The story of the alcohol Ayatollahs has often been told, becoming more bizarre each time. Edward Behr's Prohibition is billed as the drinking companion of the BBC2 series which had its final episode last night, and of which he is the, as it were, Godfather. In fact, it stands perfectly steadily on its own two feet. This enjoyable and well-written book begins by explaining that the Volstead Act, so named after Andrew J Volstead who happened to chair the government committee which pushed through the legislation, did not creep up on the country overnight. Alcohol was a pickle from which the USA had been attempting to extricate itself for decades.

The early Republic took to the bottle so enthusiastically that "Boston Rum Party" would have been a fitting title for the event which kicked off Independence. Alcohol became a form of currency: 20 gallons of whisky would buy a decent male slave. At the same time, the anti-booze backlash was building up. Well before Independence, the British government had banned spirits from hard-drinking Georgia, although the legislation was abandoned in despair when, just as during Prohibition two centuries later, Georgians merely brewed their own or smuggled supplies in across the state line.

Later, individual areas gradually took the teetotal option. During the Civil War, Maine recruited its own Temperance regiment, which presumably could boast hangover-free soldiers for those early morning battles. Christian ladies who smashed up saloons even had their own newspaper, The Smashers' Mail. The Bible was bowdlerised to delete all references to wine. By 1908, Prohibition was being test-marketed in practically all of Ohio. During WWI, Prohibition seemed rather patriotic, as many of the breweries were owned by Germans. Legislation was passed in January 1919, which left a year's drinking-up time before it was implemented.

As a teetotaller who refused even a glass of champagne in the early hours of 2 May 1997, I would like to find something to applaud about the Volstead Act. Behr finds virtually nothing, apart from a brief decline in cases of cirrhosis of the liver. Alcohol could not be uninvented. The genie was out of the bottle, or rather, fermenting happily inside it. In 1927 there were an estimated 30,000 illegal speakeasies - twice the number of legal bars before Prohibition. By the same year, when Prohibition had almost half its course still to run, the total of deaths from poisoned liquor reached approximately 50,000, quite apart from cases of blindness and paralysis.
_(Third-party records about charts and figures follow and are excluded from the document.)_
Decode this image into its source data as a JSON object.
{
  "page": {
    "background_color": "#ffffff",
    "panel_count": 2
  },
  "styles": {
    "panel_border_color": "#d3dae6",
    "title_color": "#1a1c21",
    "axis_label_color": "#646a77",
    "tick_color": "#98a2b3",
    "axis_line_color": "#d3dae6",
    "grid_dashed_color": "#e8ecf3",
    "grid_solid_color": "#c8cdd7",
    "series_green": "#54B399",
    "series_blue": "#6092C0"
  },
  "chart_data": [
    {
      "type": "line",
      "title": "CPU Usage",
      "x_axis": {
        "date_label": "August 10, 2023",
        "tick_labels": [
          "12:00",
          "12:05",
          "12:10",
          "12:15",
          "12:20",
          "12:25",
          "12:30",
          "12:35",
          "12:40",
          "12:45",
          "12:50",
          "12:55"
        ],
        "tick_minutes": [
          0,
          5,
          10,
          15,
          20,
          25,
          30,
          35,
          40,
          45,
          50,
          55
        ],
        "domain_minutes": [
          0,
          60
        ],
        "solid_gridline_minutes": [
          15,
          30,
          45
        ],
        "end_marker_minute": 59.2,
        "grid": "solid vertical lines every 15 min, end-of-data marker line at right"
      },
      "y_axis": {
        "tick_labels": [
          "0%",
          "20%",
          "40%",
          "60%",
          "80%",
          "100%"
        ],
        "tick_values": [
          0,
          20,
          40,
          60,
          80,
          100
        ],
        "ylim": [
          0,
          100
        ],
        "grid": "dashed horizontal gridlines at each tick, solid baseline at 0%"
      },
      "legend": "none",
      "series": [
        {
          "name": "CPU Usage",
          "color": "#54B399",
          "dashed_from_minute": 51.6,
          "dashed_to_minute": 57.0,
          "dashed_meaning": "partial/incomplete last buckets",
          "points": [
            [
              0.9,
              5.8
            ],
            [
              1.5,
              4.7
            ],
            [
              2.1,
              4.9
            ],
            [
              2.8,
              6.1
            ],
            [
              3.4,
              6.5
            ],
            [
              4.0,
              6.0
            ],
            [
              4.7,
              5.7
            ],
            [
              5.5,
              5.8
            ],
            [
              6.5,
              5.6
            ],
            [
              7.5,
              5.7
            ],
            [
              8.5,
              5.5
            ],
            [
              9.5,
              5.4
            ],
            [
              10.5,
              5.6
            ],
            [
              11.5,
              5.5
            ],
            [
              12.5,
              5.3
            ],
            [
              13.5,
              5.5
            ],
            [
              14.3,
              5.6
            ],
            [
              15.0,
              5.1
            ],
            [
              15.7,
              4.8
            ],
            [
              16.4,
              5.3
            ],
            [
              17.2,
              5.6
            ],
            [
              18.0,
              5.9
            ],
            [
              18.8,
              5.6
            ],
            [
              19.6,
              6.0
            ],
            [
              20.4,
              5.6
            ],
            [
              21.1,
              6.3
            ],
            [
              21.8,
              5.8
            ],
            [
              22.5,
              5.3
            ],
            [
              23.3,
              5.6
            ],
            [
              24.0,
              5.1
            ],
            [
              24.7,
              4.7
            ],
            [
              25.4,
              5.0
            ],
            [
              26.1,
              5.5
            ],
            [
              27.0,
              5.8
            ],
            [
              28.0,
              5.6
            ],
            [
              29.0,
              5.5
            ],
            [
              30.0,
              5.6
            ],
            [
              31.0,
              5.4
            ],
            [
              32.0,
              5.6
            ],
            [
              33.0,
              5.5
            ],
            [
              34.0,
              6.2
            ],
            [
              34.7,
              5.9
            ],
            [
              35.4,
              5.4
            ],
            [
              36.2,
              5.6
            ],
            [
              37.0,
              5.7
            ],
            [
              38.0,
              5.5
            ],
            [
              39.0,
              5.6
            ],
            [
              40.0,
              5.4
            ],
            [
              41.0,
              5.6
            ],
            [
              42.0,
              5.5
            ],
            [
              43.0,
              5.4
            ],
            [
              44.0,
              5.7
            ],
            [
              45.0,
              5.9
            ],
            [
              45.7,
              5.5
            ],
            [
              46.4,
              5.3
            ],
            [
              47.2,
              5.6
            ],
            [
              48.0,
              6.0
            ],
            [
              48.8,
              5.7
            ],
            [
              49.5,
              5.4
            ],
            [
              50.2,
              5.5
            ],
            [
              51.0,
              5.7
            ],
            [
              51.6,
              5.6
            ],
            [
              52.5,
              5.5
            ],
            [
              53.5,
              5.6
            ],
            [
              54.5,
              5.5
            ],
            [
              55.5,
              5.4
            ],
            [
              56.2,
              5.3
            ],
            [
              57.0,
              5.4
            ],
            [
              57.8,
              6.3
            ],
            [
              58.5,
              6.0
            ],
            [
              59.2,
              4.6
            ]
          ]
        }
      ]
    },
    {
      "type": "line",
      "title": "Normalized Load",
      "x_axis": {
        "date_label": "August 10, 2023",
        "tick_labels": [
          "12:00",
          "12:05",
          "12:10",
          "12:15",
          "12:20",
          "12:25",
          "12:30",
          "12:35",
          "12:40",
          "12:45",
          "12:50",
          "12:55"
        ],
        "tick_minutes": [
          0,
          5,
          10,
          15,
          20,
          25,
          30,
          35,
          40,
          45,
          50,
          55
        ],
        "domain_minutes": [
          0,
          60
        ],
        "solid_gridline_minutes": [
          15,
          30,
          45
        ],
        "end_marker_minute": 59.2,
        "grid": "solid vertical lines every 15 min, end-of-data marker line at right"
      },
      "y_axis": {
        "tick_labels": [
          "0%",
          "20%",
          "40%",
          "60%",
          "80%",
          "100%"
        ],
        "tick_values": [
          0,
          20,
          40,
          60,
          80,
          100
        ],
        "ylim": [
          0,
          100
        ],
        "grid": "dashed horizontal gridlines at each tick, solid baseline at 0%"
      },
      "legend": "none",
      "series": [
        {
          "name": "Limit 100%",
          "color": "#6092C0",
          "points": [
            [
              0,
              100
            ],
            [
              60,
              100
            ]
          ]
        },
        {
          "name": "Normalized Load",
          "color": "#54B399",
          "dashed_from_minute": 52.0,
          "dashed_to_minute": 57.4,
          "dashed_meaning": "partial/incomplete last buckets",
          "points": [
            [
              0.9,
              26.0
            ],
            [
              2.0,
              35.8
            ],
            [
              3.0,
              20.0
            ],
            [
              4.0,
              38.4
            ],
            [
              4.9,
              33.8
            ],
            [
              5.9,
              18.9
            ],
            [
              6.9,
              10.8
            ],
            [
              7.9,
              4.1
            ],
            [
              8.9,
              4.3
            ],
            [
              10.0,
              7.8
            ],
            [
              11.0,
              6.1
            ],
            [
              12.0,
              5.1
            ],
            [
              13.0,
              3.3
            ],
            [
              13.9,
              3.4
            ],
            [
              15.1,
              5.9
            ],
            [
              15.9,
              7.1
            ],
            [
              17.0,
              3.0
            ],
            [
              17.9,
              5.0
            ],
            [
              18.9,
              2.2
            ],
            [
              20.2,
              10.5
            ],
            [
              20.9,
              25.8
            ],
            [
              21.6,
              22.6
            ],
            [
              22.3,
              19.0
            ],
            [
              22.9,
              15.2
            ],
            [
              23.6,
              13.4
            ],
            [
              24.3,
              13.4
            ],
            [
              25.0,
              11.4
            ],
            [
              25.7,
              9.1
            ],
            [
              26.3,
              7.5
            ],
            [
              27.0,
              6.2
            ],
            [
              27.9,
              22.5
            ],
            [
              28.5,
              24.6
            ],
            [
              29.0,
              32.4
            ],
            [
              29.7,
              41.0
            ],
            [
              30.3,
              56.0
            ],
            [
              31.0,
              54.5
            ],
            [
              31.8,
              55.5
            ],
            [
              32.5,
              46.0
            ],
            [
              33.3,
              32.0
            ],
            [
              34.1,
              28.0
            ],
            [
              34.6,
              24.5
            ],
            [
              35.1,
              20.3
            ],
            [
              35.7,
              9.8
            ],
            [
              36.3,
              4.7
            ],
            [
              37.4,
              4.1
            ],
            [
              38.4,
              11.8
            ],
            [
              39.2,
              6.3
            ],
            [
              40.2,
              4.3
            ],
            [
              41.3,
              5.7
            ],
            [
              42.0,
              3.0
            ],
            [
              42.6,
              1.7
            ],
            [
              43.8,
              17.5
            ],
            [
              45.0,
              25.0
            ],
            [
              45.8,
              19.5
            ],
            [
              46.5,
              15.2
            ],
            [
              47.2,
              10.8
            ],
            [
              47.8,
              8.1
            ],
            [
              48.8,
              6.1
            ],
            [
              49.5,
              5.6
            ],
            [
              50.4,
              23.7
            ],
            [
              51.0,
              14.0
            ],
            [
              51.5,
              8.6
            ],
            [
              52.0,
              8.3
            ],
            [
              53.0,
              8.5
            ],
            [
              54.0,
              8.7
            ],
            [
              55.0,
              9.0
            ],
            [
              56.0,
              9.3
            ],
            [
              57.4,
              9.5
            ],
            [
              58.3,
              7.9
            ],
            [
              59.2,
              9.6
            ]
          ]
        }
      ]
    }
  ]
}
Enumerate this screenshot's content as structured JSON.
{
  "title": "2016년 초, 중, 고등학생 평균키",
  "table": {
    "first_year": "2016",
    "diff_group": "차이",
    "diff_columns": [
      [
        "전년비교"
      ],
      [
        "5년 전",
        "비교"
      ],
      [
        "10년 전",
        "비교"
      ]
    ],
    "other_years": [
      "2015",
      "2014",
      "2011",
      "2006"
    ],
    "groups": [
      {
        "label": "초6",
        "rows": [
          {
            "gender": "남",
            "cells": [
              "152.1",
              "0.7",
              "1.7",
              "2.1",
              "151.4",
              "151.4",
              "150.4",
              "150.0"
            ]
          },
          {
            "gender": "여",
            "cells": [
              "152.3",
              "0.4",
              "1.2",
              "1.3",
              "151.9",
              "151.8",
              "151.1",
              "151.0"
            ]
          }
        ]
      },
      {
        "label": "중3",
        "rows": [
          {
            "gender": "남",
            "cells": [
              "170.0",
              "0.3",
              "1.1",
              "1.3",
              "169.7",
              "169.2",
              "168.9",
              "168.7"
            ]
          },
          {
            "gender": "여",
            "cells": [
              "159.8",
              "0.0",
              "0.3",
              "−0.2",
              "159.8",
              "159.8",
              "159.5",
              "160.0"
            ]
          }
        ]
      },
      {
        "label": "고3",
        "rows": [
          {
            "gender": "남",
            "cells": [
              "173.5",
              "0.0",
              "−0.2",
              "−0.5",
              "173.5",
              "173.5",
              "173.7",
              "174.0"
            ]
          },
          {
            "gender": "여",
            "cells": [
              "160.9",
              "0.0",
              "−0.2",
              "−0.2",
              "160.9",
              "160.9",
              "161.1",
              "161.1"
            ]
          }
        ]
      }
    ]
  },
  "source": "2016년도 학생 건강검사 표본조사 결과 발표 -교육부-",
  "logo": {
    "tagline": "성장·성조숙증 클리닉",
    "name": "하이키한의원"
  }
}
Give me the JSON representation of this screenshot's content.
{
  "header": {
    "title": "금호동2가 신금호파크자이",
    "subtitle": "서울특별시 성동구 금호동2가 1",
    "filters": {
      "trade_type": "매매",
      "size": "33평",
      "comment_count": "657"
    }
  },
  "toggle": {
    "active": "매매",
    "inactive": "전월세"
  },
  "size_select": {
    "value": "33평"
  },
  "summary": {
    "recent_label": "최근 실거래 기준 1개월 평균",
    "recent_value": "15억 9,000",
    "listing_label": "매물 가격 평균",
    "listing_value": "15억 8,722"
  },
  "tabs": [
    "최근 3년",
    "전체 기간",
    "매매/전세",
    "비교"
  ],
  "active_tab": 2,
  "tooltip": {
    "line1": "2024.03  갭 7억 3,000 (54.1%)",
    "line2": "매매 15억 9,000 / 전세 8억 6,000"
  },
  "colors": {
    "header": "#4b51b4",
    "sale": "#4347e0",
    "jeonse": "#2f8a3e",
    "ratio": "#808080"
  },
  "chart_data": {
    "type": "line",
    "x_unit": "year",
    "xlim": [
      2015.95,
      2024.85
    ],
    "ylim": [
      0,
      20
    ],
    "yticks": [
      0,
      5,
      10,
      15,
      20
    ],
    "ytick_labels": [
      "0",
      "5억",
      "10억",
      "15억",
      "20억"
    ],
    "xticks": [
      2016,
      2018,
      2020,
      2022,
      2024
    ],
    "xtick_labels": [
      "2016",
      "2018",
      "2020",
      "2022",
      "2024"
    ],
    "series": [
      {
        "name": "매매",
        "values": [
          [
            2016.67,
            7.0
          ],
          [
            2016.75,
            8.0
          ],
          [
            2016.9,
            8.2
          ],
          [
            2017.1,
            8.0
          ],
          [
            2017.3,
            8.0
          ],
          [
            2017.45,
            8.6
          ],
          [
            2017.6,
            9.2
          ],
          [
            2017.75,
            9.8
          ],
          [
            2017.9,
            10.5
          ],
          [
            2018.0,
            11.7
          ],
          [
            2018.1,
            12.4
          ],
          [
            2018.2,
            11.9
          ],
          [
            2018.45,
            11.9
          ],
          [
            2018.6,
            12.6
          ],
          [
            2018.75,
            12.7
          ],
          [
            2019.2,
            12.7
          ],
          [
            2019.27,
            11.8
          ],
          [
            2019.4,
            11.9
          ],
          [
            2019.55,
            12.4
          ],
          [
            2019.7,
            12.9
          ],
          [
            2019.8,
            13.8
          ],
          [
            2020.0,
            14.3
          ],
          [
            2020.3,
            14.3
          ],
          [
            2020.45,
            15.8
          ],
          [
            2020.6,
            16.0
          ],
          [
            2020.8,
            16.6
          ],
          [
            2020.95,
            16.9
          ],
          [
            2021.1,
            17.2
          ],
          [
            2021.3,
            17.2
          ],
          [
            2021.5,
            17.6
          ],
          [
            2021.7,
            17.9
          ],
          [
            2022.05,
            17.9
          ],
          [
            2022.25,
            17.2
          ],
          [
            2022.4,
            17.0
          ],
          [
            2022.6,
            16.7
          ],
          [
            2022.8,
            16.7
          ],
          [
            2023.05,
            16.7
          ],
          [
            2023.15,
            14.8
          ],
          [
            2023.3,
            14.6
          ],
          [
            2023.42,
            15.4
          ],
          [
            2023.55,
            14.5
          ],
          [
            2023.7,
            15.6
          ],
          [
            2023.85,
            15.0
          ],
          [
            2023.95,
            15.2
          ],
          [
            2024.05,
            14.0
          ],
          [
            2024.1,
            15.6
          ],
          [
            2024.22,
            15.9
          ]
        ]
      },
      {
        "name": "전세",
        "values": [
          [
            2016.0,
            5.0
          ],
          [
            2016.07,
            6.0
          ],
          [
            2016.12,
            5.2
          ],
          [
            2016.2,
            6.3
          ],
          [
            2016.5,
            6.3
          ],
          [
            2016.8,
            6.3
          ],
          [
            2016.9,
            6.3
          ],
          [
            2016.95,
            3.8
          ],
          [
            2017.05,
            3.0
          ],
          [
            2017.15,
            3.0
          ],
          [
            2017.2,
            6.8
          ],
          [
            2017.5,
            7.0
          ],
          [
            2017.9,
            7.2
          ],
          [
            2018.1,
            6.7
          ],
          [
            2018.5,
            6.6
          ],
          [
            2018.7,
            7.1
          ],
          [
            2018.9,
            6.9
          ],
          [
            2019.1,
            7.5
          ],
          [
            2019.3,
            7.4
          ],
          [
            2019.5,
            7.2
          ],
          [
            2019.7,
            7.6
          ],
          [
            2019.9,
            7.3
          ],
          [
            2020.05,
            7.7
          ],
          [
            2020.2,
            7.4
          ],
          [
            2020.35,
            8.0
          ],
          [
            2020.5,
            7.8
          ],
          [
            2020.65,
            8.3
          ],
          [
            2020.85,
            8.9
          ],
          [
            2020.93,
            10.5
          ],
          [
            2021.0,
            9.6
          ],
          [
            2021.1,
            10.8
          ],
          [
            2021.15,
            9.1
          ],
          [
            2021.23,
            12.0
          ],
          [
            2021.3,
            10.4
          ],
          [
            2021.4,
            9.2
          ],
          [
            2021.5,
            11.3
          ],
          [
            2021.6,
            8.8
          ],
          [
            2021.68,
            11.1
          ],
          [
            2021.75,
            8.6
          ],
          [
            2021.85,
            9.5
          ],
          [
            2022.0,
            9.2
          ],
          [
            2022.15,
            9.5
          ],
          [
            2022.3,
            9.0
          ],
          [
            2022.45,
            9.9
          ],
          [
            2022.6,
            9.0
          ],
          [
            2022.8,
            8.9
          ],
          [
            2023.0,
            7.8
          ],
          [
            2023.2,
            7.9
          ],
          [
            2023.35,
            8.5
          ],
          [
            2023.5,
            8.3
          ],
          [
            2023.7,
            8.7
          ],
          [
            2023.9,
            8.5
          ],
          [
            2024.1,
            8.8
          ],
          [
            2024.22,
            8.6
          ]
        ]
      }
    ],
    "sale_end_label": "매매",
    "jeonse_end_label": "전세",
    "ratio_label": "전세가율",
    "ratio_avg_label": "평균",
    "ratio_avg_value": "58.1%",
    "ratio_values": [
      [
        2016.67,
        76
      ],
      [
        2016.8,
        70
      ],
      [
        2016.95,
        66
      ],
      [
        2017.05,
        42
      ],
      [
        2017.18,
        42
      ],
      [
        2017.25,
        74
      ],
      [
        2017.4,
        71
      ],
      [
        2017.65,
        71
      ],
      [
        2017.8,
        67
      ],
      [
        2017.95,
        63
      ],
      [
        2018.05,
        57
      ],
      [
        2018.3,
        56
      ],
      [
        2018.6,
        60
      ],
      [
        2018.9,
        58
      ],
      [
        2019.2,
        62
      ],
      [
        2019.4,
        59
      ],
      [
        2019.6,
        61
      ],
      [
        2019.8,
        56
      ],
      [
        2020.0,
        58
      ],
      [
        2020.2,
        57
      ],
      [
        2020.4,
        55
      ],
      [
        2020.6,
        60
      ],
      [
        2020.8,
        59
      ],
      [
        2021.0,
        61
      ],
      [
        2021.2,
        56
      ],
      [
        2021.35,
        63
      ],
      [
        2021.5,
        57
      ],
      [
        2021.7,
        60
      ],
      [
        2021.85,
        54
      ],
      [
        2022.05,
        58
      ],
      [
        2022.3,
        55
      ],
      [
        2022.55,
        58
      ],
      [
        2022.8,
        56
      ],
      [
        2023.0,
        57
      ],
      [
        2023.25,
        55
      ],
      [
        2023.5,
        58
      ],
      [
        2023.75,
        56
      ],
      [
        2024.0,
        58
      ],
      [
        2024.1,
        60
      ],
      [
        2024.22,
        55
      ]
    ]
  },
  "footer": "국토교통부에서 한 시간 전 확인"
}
Behr uses the dodgy career of George Remus to show how organised crime filled the vacuum left by the legal drinks industry. No relation to Uncle, Remus was that Mr Big of Booze who presented Pontiacs to his lady guests. He had 1,000 salesmen on his payroll - many of them policemen. He reckoned that half his turnover went on bribes. When two Prohibition Agents accidentally stumbled across his drinks factory at the charmingly named Death Valley Farm, a swift phone call to their boss and a few glasses of something strong made them forget all about it.

Remus did finally end up behind bars. Although there is rather too much about his subsequent life story, which is more to do with crime passionnel than Prohibition, this does provide one of the few cheery notes of the 13 unlucky years. His wife cheated him of his ill-gotten gains and ran off - with a former Prohibition Agent.